Allowing crippled banks to fudge their loan losses is not the way to deliver a healthy banking market.

About two years ago, an investment banker told this magazine that the €30bn loan losses then being disclosed for Spain’s cajas (savings banks) were a gross underestimate. He estimated the actual losses at €150bn to €200bn.

An understandably nervous press officer asked us to take the comment on background. But today, the official figure acknowledged by Spanish regulators has vindicated our nameless banker, reaching €180bn.

What did Spain gain from postponing the revelation of the full extent of losses? In theory, time to repair the damage with fresh earnings, and to spread the cost of state intervention. But as the US discovered during the Savings and Loan crisis in the 1980s, leaving crippled banks to continue their business can be like doubling up on positions in a falling stock market – the losses just keep getting bigger. Spain has still been forced to seek outside help, despite the delay.

Any possible gains have been far outweighed by what was lost. First, the chance to tackle the problem at a time when the global economy was recovering rather than slowing, and before Greece had started to exhaust the patience and resources of the German taxpayer. Second, and perhaps far more important, confidence. The confidence of depositors now removing their savings from the savings banks. And the confidence of financial markets now unwilling to trust pronouncements from the cajas or the Spanish authorities.

In this year’s Reith Lectures for the BBC, economic historian Niall Ferguson argued for a more Darwinian approach to policy on financial institutions – less regulation, more extinction. Managed extinction would certainly have been preferable to artificially prolonging the existence of too many cajas chasing too few lending opportunities.

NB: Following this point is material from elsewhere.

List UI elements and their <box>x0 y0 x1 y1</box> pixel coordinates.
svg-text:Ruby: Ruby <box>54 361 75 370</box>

But better regulation can also help. As our researchers found when preparing this year’s Top 1000 World Banks ranking, the rules for reporting and impairing non-performing assets are unclear, with huge variations between jurisdictions. This opens the door to the doubling-up trap – avoiding impairments today in the hope that asset and collateral values will recover in the future.

Unlike the dinosaurs, human beings are aware of the evolutionary process, and those threatened by it will always attempt to slow it down. The Basel committee has a long to-do list, but tougher and more standardised rules on the measurement of bad assets should be high up that list. Depositors, regulators, investors and bankers alike all need to recognise the dinosaurs earlier, before they start to drag down the mammals.